Dernière mise à jour le jeudi 15 mai 2008
Spécialiste des grands fonds marins, auxquels elle a consacré un livre spectaculaire, Abysses (Fayard) et une exposition au muséum d’histoire naturelle de Paris (jusqu’au 8 mai 2008). Ambassadrice des océans à l’UICN, elle devrait interviendra à l’OMC le 19 mai sur la corruption qui règne dans le monde de la pêche.
a pêche illégale représenterait 20% des prises globales, représentant un manque à gagner de 50 milliards de dollars par an. La corruption gangrène la pêche à tous les niveaux, du pêcheur à l’étal en passant par les données scientifiques, qui émanent parfois de chercheurs appointés par des organismes de pêche , ou des institutions financées par des Etats réclamant des quotas de pêche. La corruption n’est qu’un effet du problème central : l’absence de gouvernance et la faillite des contrôles dans le domaine de la pêche. Il faut réclamer des accords internationaux pour imposer aux gouvernements de tracer leurs bateaux, unifier les registres et arrêter de distribuer des pavillons de complaisance, comme le font des pays comme le Panama, le Honduras, la Mongolie, le Nigeria, le Belize… et aucun registre mondial ne permet de les suivre.
Les quotas de pêche fixés par les institutions comme l’Europe sont déjà très élevés en regard de ce que demandent les scientifiques. Et pour les espèces très demandées, à forte valeur ajoutée comme le thon rouge, les quotas sont toujours très largement dépassés. Le problème, c’est qu’ils sont fixés sans tenir compte des prises illégales. Certains bateaux qui pêchent apparemment légalement procèdent aussi à des activités légales : en haute mer, les bateaux transbordent leurs excédents de stocks sur d’autres navires pour ne pas ramener au port plus que ce qu’ils ont autorisés à débarquer.
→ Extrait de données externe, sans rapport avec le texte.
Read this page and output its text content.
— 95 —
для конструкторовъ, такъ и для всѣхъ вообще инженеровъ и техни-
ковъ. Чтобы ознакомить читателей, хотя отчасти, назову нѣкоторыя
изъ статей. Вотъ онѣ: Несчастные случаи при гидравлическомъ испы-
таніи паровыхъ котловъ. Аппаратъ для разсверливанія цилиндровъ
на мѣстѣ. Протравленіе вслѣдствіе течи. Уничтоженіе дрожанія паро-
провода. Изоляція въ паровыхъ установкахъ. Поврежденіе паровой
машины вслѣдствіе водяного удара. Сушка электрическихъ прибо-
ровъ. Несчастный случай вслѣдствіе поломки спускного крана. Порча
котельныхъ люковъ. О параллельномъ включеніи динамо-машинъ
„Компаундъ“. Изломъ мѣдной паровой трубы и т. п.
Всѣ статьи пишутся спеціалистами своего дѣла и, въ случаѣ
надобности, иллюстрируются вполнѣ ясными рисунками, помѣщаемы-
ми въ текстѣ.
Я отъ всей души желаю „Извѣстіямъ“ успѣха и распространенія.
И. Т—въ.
Malheureusement, dans le domaine de la pêche, même légale, la traçabilité est quasiment inexistante : les poissons pêchés sont le plus souvent expédiés en Chine, où il sont découpés en filets avant de revenir sur le marché occidental. Il règne une absence totale de transparence, même si certains industriels, comme Findus, commencent à mettre en place des filières durables de certification. Mais la surveillance est plus difficile que sur la forêt et le commerce du bois, où des mécanismes de gestion durable commencent à montrer leur efficacité. Ce qui n’empêche pas les consommateurs d’exiger plus de transparence et d’équité.